Previous reports regarding PD-1 staining for mycosis fungoides are somewhat conflicting. Some studies have shown positive PD-1 staining for a large subset (60%) of mycosis fungoides, suggesting that PD-1 could be a differential maker for other cutaneous T-cell lymphomas (usually PD-1 negative) [1]; other studies have shown <15% of mycosis fungoides was positive for PD-1 [2]. One study reported PD-1 positivity in 21 of 25 (84.0%) MF cases and in 11 of 24 (45.8%) other CTCL cases [3]. Another study reported that expression of at least three of five T-follicular helper markers (PD-1, CXCL-13, ICOS, Bcl-6, and CD10) in >10% of tumor cells was observed in 33 out of 36 biopsies [4]. On the contrary, another study suggested that PD-1 expression in MF was so variable that it showed no difference with benign inflammatory dermatoses [5].
Reports of PD-1 expression in different stages of MF are also conflicting.
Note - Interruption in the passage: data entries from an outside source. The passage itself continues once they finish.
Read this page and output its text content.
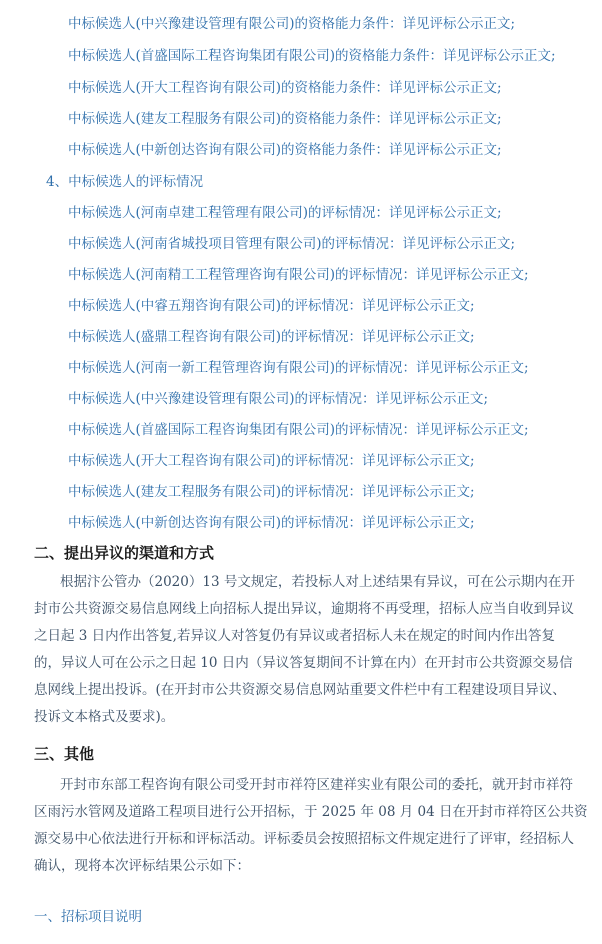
中标候选人(中兴豫建设管理有限公司)的资格能力条件：详见评标公示正文;
中标候选人(首盛国际工程咨询集团有限公司)的资格能力条件：详见评标公示正文;
中标候选人(开大工程咨询有限公司)的资格能力条件：详见评标公示正文;
中标候选人(建友工程服务有限公司)的资格能力条件：详见评标公示正文;
中标候选人(中新创达咨询有限公司)的资格能力条件：详见评标公示正文;
4、中标候选人的评标情况
中标候选人(河南卓建工程管理有限公司)的评标情况：详见评标公示正文;
中标候选人(河南省城投项目管理有限公司)的评标情况：详见评标公示正文;
中标候选人(河南精工工程管理咨询有限公司)的评标情况：详见评标公示正文;
中标候选人(中睿五翔咨询有限公司)的评标情况：详见评标公示正文;
中标候选人(盛鼎工程咨询有限公司)的评标情况：详见评标公示正文;
中标候选人(河南一新工程管理咨询有限公司)的评标情况：详见评标公示正文;
中标候选人(中兴豫建设管理有限公司)的评标情况：详见评标公示正文;
中标候选人(首盛国际工程咨询集团有限公司)的评标情况：详见评标公示正文;
中标候选人(开大工程咨询有限公司)的评标情况：详见评标公示正文;
中标候选人(建友工程服务有限公司)的评标情况：详见评标公示正文;
中标候选人(中新创达咨询有限公司)的评标情况：详见评标公示正文;
二、提出异议的渠道和方式
根据汴公管办（2020）13 号文规定，若投标人对上述结果有异议，可在公示期内在开
封市公共资源交易信息网线上向招标人提出异议，逾期将不再受理，招标人应当自收到异议
之日起 3 日内作出答复,若异议人对答复仍有异议或者招标人未在规定的时间内作出答复
的，异议人可在公示之日起 10 日内（异议答复期间不计算在内）在开封市公共资源交易信
息网线上提出投诉。(在开封市公共资源交易信息网站重要文件栏中有工程建设项目异议、
投诉文本格式及要求)。
三、其他
开封市东部工程咨询有限公司受开封市祥符区建祥实业有限公司的委托，就开封市祥符
区雨污水管网及道路工程项目进行公开招标，于 2025 年 08 月 04 日在开封市祥符区公共资
源交易中心依法进行开标和评标活动。评标委员会按照招标文件规定进行了评审，经招标人
确认，现将本次评标结果公示如下：
一、招标项目说明
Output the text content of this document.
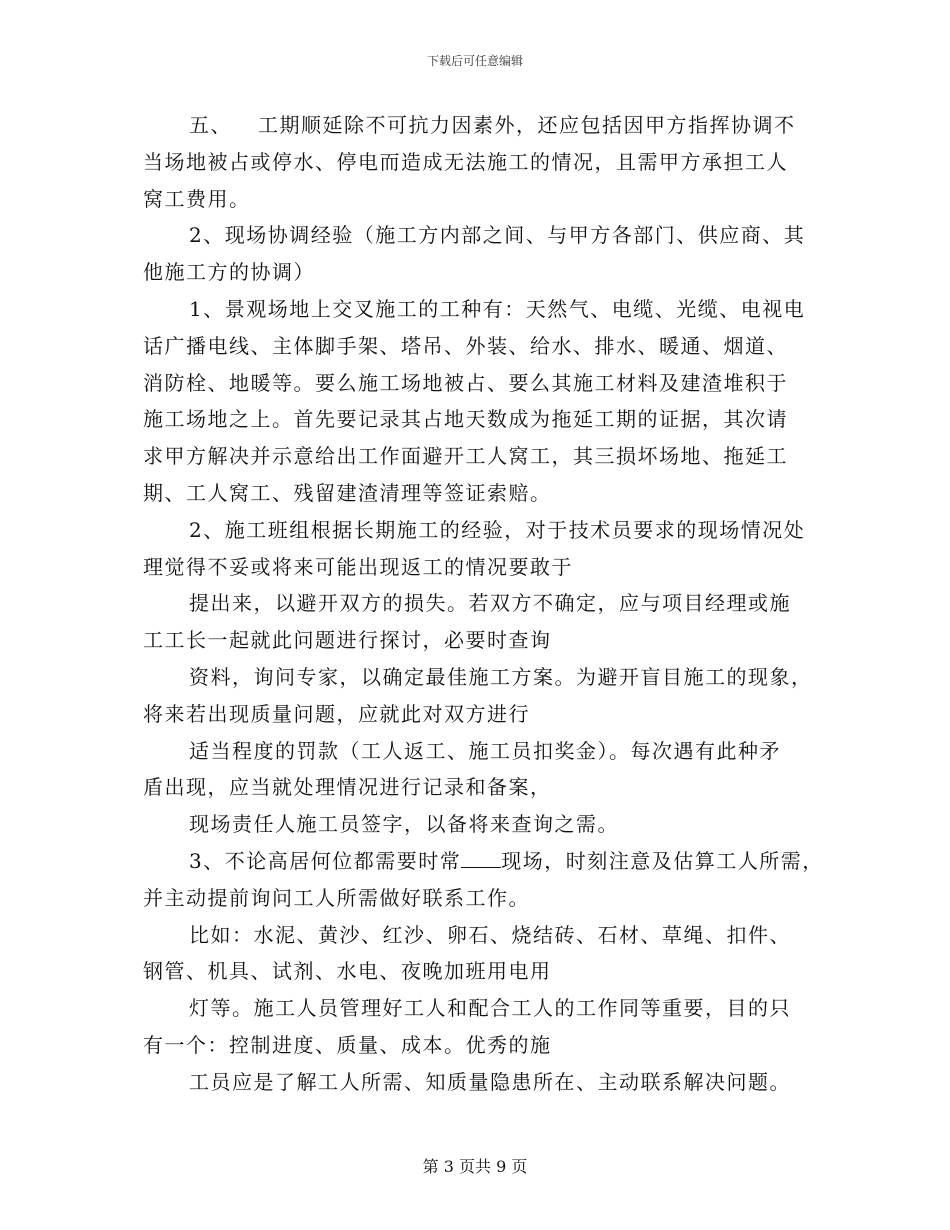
下载后可任意编辑
五、 工期顺延除不可抗力因素外，还应包括因甲方指挥协调不
当场地被占或停水、停电而造成无法施工的情况，且需甲方承担工人
窝工费用。
2、现场协调经验（施工方内部之间、与甲方各部门、供应商、其
他施工方的协调）
1、景观场地上交叉施工的工种有：天然气、电缆、光缆、电视电
话广播电线、主体脚手架、塔吊、外装、给水、排水、暖通、烟道、
消防栓、地暖等。要么施工场地被占、要么其施工材料及建渣堆积于
施工场地之上。首先要记录其占地天数成为拖延工期的证据，其次请
求甲方解决并示意给出工作面避开工人窝工，其三损坏场地、拖延工
期、工人窝工、残留建渣清理等签证索赔。
2、施工班组根据长期施工的经验，对于技术员要求的现场情况处
理觉得不妥或将来可能出现返工的情况要敢于
提出来，以避开双方的损失。若双方不确定，应与项目经理或施
工工长一起就此问题进行探讨，必要时查询
资料，询问专家，以确定最佳施工方案。为避开盲目施工的现象，
将来若出现质量问题，应就此对双方进行
适当程度的罚款（工人返工、施工员扣奖金）。每次遇有此种矛
盾出现，应当就处理情况进行记录和备案，
现场责任人施工员签字，以备将来查询之需。
3、不论高居何位都需要时常 现场，时刻注意及估算工人所需，
并主动提前询问工人所需做好联系工作。
比如：水泥、黄沙、红沙、卵石、烧结砖、石材、草绳、扣件、
钢管、机具、试剂、水电、夜晚加班用电用
灯等。施工人员管理好工人和配合工人的工作同等重要，目的只
有一个：控制进度、质量、成本。优秀的施
工员应是了解工人所需、知质量隐患所在、主动联系解决问题。
第 3 页共 9 页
Pileri et al. reported a trend of increasing PD-1 expression in advanced stages of MF. Seven out of eight stage IIIA/B MF patients were shown to have PD-1 expression, while eight of thirteen stage IA/B patients and seven of sixteen stage IIB patients had variable PD-1 positivity [6]. In contrast, Kantekure et al. reported less expression of PD-1 at the tumor stage of MF compared with patch and plaque stage [7].
Large cell transformation has been reported with a loss of PD-1 staining [3,6]. Additionally, it has been reported that Sezary syndrome can have higher PD-1 expression compared with MF, with up to 89% PD-1 positivity [2,8].
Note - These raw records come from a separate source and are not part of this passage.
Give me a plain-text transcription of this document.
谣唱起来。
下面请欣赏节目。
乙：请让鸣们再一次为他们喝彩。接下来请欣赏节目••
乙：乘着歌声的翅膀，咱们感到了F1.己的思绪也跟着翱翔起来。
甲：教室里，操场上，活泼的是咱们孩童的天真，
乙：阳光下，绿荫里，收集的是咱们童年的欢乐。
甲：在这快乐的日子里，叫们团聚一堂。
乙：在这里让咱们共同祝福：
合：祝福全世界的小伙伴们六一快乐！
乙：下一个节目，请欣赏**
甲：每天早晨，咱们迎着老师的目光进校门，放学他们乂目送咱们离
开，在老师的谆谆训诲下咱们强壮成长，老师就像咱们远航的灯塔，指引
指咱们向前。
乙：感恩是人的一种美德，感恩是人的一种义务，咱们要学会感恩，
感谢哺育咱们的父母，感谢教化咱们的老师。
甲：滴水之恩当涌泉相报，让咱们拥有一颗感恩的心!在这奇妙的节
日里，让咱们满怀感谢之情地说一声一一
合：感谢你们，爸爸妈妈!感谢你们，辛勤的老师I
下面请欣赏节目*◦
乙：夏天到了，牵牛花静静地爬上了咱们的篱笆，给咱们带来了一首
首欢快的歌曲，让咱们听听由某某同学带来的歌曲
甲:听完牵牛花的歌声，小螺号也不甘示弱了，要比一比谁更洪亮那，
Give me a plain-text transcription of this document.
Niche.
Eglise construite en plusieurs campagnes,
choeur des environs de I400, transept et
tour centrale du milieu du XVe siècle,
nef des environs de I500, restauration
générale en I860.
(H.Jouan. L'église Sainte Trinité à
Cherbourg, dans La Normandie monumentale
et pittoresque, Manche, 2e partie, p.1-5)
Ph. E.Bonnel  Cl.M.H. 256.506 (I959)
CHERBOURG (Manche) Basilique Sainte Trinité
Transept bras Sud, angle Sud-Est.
Given the conflicting results ofPD-1 in MF and the fact that there have not been thorough investigations of PD-1 staining in different variants of MF, it may be of critical value to investigate PD-1 in MF and their variants.
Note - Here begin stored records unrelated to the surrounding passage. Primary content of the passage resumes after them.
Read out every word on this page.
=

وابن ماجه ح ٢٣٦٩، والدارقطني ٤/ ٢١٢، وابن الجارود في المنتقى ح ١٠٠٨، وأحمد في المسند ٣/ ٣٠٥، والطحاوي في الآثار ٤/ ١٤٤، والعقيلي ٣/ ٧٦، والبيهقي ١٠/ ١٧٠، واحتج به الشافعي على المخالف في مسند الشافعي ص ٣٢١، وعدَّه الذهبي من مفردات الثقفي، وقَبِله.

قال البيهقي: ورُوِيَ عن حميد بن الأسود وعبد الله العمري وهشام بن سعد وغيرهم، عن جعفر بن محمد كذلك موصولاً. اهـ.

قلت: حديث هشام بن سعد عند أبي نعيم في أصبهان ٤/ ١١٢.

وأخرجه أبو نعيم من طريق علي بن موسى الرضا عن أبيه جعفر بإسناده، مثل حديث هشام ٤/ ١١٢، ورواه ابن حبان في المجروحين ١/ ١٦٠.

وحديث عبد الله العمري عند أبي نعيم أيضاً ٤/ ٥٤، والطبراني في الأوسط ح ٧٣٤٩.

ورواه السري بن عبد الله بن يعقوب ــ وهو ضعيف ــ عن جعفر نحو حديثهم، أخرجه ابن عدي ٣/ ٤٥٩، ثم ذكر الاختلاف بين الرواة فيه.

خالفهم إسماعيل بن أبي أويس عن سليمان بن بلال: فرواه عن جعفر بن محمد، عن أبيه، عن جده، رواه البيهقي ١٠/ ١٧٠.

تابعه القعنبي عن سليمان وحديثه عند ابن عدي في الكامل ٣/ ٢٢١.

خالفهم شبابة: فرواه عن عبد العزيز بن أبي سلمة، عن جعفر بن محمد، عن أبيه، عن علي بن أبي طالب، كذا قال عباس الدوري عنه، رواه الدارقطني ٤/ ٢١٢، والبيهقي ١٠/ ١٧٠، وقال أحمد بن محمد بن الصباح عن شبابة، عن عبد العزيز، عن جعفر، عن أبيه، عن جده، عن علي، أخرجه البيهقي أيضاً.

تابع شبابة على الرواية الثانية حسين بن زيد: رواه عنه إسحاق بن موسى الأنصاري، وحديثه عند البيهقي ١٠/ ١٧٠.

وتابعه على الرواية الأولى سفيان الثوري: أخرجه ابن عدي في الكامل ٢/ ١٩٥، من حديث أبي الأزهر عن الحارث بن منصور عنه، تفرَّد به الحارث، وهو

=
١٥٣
Folliculotropic mycosis fungoides (FMF) is a rare subtype of cutaneous T-cell lymphoma characterized by the infiltration of malignant T-cells into hair follicles, leading to hair loss and often more aggressive clinical behavior compared to classic non-folliculotropic mycosis fungoides (MF). Unlike classic MF, FMF typically presents with follicular papules, pustules, and alopecia, making it challenging to diagnose and manage. The distinctive histopathological feature of FMF is the infiltration of atypical T-cells within the hair follicles, and it tends to have a less favorable prognosis than classic MF, often requiring more aggressive treatment approaches.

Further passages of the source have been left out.